As the View Painter movement that was developing in Holland in the XVI century, was soon shared with the Roman artistic environment using the classic religious themes, but adding an "environmental" and "monumental" twist to it, even before the Grand Tour was bringing potential buyers to the Italian peninsula.
Paul (or Paulus) Bril was a Flemish painter and print-maker principally known for his landscapes.

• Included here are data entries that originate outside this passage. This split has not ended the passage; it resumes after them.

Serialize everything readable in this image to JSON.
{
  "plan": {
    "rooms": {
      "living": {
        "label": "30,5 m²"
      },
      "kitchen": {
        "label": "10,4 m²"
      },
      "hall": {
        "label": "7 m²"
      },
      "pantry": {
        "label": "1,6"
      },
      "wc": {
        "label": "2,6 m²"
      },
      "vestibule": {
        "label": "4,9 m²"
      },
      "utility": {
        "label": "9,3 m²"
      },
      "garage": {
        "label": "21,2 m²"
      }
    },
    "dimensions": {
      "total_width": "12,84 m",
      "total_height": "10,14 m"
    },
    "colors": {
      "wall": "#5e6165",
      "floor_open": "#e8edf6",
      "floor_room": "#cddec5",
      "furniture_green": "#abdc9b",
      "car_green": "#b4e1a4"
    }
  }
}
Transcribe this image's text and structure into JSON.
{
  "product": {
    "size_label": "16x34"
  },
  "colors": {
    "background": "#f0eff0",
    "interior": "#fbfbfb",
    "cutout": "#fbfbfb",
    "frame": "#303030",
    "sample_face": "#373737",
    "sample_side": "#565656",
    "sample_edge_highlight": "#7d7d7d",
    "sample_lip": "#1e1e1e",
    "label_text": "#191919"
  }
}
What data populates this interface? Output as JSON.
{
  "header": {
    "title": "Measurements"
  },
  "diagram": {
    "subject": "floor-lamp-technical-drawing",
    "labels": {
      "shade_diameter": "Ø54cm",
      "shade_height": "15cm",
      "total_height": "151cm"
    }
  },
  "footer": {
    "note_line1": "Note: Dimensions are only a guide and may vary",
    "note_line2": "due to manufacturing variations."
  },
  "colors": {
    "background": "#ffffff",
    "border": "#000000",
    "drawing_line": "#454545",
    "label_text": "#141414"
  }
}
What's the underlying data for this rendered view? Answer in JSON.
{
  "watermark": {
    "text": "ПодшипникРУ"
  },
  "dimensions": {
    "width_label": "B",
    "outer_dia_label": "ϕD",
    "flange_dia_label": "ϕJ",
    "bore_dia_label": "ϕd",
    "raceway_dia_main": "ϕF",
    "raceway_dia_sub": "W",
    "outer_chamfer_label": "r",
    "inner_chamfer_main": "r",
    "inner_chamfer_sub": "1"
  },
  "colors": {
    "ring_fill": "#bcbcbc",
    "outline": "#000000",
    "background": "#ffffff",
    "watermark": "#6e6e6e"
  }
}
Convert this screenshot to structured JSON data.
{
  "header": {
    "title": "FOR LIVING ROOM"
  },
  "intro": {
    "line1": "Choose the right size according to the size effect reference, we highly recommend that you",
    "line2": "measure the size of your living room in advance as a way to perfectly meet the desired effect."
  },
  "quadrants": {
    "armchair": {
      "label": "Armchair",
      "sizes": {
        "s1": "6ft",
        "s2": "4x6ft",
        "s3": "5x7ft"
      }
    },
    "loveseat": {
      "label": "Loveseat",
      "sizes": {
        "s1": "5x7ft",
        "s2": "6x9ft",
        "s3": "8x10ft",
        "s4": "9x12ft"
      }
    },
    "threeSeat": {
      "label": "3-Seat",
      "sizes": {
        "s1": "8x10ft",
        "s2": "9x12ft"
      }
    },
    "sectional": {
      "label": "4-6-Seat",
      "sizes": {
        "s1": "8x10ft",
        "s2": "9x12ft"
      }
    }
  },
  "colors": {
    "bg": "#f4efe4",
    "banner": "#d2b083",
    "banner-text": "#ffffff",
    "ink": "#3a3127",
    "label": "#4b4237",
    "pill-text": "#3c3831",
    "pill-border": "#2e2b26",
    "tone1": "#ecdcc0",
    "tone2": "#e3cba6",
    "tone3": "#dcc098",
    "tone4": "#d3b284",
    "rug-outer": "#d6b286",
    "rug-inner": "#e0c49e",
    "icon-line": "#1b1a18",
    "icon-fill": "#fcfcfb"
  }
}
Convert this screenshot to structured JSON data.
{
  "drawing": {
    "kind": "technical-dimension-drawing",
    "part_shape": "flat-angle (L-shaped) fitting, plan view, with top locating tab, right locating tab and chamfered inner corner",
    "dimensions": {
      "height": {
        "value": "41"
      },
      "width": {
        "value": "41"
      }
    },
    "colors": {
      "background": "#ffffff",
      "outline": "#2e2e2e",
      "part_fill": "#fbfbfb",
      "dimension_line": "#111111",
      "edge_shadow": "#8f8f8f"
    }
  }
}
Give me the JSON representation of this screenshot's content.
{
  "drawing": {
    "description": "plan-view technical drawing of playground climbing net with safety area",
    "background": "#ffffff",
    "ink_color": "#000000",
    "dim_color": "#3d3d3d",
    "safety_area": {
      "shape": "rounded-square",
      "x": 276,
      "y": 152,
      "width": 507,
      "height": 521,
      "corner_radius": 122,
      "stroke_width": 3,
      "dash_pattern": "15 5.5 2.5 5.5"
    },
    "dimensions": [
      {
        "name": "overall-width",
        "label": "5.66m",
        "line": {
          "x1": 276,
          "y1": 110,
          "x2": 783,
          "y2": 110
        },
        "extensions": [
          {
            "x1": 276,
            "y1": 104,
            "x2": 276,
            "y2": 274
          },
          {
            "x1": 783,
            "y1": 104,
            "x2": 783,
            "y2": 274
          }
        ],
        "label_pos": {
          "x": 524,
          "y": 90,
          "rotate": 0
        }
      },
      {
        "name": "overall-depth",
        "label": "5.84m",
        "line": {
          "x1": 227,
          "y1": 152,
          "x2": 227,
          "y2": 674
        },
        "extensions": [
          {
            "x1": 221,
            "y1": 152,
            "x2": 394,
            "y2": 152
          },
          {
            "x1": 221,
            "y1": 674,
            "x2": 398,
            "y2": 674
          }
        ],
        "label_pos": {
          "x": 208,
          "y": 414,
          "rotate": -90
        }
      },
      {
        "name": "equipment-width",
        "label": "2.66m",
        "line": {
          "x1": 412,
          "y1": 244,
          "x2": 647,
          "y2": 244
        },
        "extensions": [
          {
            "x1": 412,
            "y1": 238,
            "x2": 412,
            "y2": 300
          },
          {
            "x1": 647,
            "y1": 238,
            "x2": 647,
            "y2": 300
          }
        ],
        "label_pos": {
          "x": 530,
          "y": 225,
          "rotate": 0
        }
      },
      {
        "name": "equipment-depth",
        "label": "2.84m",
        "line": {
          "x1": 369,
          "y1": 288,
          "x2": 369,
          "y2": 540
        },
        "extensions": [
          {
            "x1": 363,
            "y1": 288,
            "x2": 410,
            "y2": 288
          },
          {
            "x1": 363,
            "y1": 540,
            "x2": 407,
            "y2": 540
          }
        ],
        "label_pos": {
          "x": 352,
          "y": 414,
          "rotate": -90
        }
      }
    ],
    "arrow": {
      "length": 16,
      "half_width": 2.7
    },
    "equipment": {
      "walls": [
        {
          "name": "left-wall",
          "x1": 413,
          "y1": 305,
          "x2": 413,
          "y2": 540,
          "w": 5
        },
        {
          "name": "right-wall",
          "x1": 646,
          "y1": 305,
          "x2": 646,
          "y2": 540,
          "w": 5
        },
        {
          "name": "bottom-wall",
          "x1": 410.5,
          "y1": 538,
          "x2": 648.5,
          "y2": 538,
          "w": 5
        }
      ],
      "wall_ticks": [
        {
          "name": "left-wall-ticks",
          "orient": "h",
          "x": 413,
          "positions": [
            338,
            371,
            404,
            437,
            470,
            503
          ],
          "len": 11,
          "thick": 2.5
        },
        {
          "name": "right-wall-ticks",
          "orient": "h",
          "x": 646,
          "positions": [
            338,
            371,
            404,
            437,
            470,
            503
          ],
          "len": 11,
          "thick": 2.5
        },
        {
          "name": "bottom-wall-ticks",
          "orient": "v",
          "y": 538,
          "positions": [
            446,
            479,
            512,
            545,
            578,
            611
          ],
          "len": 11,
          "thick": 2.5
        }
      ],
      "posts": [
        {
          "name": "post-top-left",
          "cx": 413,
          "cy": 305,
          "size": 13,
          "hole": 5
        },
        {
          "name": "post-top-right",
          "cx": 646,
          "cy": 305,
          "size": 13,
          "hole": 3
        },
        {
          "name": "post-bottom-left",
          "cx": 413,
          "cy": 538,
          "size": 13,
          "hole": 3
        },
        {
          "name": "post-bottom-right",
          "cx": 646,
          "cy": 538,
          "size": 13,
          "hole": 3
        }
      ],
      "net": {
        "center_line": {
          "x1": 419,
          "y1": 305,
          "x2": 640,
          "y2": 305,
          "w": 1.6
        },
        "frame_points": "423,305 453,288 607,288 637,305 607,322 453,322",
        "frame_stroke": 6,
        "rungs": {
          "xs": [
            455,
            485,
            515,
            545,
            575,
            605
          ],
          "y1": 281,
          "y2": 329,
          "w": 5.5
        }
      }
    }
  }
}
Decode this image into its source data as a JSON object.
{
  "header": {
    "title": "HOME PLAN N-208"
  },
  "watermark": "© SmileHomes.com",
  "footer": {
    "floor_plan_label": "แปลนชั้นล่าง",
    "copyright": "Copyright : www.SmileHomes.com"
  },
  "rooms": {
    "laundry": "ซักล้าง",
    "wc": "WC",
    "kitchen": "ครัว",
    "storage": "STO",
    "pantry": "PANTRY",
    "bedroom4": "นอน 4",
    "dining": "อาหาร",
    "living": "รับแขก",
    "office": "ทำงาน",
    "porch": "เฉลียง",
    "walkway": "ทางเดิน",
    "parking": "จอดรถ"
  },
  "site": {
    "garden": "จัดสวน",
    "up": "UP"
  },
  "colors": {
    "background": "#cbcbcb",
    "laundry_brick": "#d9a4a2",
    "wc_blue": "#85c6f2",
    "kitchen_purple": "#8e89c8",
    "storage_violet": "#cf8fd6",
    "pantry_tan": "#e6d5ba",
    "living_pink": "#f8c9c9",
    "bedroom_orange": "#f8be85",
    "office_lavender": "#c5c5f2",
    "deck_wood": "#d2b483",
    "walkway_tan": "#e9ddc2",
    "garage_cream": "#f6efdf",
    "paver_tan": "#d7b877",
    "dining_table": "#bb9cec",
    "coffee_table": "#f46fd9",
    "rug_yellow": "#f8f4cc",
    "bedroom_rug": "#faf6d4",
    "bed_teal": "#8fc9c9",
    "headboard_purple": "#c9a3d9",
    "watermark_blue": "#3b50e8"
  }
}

He's said to have moved to Rome to join his brother Matthijs in 1582, took over his works when he died the next year, and established his own image as a skilled professional.
He worked for some time on several frescoes in the Vatican Palace and Santa Cecilia in Trastevere and in 1621 he became director of the Accademia di San Luca, the first non-Italian to hold this position.
He was held in high esteem by his fellow artists in Rome, and created a good market for his paintings with his patrons.
He spent all his life until his death in 1626 in Rome, after a very favorable and interesting life of experiences as a painter.
Willem van Nieulandt II came from a family of painters (his father and his uncle), so that was his road in life was already prepared.
He was a Dutch Golden Age painter, engraver, poet and playwright from Antwerp, better known as a playwright than a painter.
In 1601 he travelled to Rome, where he became a student of Paulus Bril and specialized in painting artistic ruins of monuments, arches, and temples, many of which he then engraved himself.
When he got married in 1606 he returned to Holland dedicating the rest of his life to poetry and theater.
Lievin Cruyl was a Flemish priest, also known as Lieven Cruyl, Levin Cruijl, Lievin Cruijl, Levin Cruyl, Livinus Cruylius, Cruylius Livinus, and a draftman and etcher of landscapes, seascapes, and architectural views.
The drawings and etchings he made during his extended stays in Italy and Paris contributed to the development of the topographical views known as "veduta".
He travelled to Rome where he resided from 1664 to 1675, and was in Venice in 1676.
Jacob de Heusch was a Dutch painter, he was Willem de Heusch's nephew and was signing like him at the beginning of his career.
He learned drawing from his uncle, travelled to Rome in 1675, where he started painting the "Città Eterna", and made connection with patrons that would sell his paintings in Italy once that he got back to Holland, which happened after a few years of Roman sojourn.
He continued painting after he returned to Utrecht, didn't do much painting, anyway, and most of his work was sent to Italy.